American Folk Songs, Copyright NMPA.

By jimrob | August 7, 2008

I was watching City Slickers on Hallmark Movie Channel. The part where Jack Palance and Billy Crystal are out on a log singing and playing harmonica inspired me. I decided to come out here to the office and get the guitar tabs for “Home on the Range” so I could try playing that song sometime.

I encountered one of those modern-day American legal gray-areas, apparently. The first site turned up in Google had a simple note:

Due to legal threats from the MPA and the NMPA (National Music Publishers Association), we currently can not show you this tab/lyric. We are doing our best to bring you free guitar tabs and lyrics available again in the near future, so please check back regularly.

Okay. “Home on the Range” is a song much older than the NMPA, the MPA, and just about anything else from the past, oh I dunno, 145 years since it’s first incarnation in the form of a poem. Why would the lyrics and tabs be subject to copyright?

It seems country singer Michael Martin Murphy recorded the song at some point.
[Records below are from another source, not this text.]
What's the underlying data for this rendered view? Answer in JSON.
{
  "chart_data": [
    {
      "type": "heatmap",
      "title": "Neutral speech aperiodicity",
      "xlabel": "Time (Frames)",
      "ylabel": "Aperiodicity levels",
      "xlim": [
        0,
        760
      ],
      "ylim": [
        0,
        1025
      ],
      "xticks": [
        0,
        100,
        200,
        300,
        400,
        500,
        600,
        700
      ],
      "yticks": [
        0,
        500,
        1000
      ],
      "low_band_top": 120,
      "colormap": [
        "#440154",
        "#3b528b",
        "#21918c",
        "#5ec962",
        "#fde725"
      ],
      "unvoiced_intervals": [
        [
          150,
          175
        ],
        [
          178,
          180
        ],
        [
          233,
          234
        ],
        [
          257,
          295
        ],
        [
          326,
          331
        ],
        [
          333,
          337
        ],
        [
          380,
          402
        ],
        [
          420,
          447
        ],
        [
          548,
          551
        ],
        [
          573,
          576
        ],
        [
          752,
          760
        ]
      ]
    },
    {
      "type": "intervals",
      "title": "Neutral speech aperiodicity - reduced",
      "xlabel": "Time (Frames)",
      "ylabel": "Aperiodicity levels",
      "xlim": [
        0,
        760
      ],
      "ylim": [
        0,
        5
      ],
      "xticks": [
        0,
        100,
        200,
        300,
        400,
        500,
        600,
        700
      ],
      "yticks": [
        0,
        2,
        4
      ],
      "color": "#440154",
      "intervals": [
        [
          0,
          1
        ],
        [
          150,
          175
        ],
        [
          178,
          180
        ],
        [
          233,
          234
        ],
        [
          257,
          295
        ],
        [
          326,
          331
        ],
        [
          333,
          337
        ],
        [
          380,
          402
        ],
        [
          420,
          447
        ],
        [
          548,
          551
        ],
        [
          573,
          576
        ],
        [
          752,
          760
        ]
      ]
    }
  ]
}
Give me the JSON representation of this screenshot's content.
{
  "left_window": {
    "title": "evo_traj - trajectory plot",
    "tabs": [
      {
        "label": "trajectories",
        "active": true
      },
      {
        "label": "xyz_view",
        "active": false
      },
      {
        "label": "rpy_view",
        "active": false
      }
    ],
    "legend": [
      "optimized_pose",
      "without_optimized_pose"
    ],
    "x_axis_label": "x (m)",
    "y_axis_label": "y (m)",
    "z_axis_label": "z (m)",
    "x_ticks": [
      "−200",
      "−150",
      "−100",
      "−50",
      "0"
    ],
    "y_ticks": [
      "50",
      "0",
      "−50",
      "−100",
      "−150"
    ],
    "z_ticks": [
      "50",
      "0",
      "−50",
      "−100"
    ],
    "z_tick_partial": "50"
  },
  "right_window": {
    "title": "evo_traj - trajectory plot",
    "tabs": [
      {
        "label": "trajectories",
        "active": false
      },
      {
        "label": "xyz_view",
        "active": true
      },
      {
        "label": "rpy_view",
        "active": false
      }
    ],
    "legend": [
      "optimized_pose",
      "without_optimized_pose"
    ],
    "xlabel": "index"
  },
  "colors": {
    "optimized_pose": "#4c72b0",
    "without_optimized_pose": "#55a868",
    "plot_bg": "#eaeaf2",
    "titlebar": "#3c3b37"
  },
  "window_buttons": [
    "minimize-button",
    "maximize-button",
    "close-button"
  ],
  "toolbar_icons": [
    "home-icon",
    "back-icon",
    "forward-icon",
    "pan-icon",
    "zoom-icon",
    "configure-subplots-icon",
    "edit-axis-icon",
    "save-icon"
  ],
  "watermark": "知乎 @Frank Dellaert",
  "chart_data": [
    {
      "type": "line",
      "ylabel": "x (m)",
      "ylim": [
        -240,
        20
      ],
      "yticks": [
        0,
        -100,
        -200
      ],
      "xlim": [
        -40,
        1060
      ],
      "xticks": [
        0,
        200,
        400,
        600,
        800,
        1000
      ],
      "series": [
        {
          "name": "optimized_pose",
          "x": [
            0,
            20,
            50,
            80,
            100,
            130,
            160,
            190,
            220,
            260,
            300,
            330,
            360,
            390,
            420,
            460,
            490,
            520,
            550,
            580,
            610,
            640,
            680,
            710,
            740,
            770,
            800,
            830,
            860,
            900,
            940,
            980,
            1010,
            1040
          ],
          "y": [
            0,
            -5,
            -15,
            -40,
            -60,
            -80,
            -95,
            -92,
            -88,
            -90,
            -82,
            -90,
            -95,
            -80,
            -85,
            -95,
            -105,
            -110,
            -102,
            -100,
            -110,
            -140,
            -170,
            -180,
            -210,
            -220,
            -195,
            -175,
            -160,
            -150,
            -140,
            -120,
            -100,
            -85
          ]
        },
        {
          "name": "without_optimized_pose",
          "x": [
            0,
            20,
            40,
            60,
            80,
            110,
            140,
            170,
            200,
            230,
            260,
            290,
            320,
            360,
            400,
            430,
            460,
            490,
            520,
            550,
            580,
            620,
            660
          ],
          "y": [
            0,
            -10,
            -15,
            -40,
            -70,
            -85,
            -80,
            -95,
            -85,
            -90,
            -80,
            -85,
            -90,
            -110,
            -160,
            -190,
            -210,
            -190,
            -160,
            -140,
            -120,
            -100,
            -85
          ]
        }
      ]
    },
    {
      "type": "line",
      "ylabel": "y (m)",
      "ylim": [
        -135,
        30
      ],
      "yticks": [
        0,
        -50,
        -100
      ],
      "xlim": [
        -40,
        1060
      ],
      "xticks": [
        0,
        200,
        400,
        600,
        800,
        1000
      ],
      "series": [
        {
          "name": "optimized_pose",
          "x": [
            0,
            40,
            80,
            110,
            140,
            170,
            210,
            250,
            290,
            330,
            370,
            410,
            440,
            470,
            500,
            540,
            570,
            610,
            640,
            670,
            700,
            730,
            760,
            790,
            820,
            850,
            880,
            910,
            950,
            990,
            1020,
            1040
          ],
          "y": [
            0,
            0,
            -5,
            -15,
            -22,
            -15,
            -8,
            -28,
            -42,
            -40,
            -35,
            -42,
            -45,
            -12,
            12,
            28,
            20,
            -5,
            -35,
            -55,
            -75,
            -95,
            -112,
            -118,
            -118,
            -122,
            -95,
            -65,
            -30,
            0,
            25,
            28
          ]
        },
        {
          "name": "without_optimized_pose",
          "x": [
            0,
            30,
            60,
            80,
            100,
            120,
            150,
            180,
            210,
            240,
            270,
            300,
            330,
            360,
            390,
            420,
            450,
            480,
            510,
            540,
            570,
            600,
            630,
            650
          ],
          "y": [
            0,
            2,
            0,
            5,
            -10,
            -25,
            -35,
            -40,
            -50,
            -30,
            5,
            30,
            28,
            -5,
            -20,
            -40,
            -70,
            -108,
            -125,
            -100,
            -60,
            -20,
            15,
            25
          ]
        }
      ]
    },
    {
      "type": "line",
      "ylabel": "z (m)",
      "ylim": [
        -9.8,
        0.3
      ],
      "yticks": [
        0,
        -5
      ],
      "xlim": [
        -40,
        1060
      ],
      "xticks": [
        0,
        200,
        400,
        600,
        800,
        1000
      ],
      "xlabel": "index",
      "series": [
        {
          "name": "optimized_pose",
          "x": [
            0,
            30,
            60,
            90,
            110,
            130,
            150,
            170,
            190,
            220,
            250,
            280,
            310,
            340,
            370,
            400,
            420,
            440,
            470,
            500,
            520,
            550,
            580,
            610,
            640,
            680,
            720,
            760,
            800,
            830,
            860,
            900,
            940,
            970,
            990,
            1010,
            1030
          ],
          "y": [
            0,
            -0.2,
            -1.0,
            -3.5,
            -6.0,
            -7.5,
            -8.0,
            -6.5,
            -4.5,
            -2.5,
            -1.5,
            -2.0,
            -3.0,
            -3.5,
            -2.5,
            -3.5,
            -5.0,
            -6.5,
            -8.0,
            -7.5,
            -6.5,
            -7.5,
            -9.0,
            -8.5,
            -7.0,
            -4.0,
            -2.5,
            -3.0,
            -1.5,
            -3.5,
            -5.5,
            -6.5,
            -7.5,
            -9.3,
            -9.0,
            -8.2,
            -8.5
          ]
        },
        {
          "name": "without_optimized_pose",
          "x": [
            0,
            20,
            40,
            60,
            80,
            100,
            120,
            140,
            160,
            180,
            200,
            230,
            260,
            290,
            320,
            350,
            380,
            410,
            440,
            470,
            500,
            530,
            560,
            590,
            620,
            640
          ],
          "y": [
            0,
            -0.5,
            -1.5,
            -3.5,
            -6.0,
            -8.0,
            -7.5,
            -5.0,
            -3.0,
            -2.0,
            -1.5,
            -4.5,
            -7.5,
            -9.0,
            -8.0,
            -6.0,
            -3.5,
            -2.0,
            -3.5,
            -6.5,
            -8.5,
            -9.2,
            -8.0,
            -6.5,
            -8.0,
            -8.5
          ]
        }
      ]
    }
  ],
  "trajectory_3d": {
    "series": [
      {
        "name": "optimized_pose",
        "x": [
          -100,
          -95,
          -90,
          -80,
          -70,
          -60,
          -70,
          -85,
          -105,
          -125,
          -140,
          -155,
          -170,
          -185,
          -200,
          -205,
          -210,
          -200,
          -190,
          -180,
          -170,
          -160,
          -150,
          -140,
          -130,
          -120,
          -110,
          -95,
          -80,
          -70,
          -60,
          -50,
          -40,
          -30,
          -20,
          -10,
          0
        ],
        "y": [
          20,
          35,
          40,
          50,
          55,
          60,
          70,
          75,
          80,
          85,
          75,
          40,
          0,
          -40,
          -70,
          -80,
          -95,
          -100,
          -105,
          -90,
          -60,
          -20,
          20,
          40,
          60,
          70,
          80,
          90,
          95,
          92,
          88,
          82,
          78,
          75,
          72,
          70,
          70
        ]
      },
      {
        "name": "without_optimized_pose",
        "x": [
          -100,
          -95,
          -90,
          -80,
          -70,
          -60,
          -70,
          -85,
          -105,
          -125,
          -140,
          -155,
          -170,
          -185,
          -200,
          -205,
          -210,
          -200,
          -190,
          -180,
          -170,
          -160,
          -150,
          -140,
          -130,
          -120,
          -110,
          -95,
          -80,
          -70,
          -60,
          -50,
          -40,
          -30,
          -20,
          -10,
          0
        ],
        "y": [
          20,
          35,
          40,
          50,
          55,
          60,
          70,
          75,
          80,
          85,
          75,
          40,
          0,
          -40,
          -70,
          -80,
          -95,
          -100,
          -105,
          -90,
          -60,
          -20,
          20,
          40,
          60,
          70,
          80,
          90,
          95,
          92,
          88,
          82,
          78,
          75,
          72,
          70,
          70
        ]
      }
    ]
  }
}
He put it on an album and released it. Somehow, this makes the song a property of the MPA and the lyrics a property of the NMPA.

We’re talking about the flippin’ state song of Kansas. Can this clearly public-domain work be subject to copyright? It originated in 1873 as a poem, then was arranged to music in three different forms in the years of 1876, 1904, and (in it’s most recognized form) 1910. Yet a simple thing like someone recording (not writing, just recording) the song makes publishing its lyrics and notes subject to copyright infringement.

Could someone please explain how this works? Can I record “Amazing Grace” and then sue anyone who tries to sing it without compensating me? Can I publish the sheet music to “America the Beautiful” then file legal threats against sixth-grade music classes who don’t pay me before playing it?

The stupidest part of all this is that the website, which I refuse to link to, doesn’t even credit a singer, songwriter, or anyone at all! The tab simply states “Home on the Range, by UNKNOWN ARTIST”. I’m completely befuddled, bewildered, and stupified.

God Bless you, entertainment industry, for monetizing and profiting from American culture and folklore. Where there’s money to be made, you’ll be there. Send me a letter. I dare you.

Look Ma, I’m breakin’ the law by reprinting the lyrics and chords to a song that’s been around since before your great-grandma was born! (The chords aren’t spaced properly, so you’ll have to go here to see where you need to change.)

Home On The Range
Traditional Cowboy Song

Home On The Range

G G7 C Cm
Oh, give me a home where the buffalo roam
G D7
Where the deer and the antelope play
G G7 C Cm
Where seldom is heard a discouraging word
G D7 G
and the skies are not cloudy all day

Chorus:
D7 G
Home, home on the range
D7
Where the deer and the antelope play
G C Cm
Where seldom is heard a discouraging word
G D7 G
and the skies are not cloudy all day

The Red Man was pressed from this part of the west
It’s not likely he’ll ever return
to the banks of Red River, where seldom, if ever
his flickering campfires still burn

Repeat chorus

How often at night when the heavens are bright
with the light from the glittering stars
Have I stood there amazed and asked, as I gazed
if their glory exceeds that of ours

Repeat chorus

Oh, give me a land where the bright diamond sand
flows leisurely down the stream
Where the graceful white swan goes gliding along
like a maid in a heavenly dream

Repeat chorus

It’s ironic that a song which pines about wide open spaces and optimism has a legal threat hanging over it.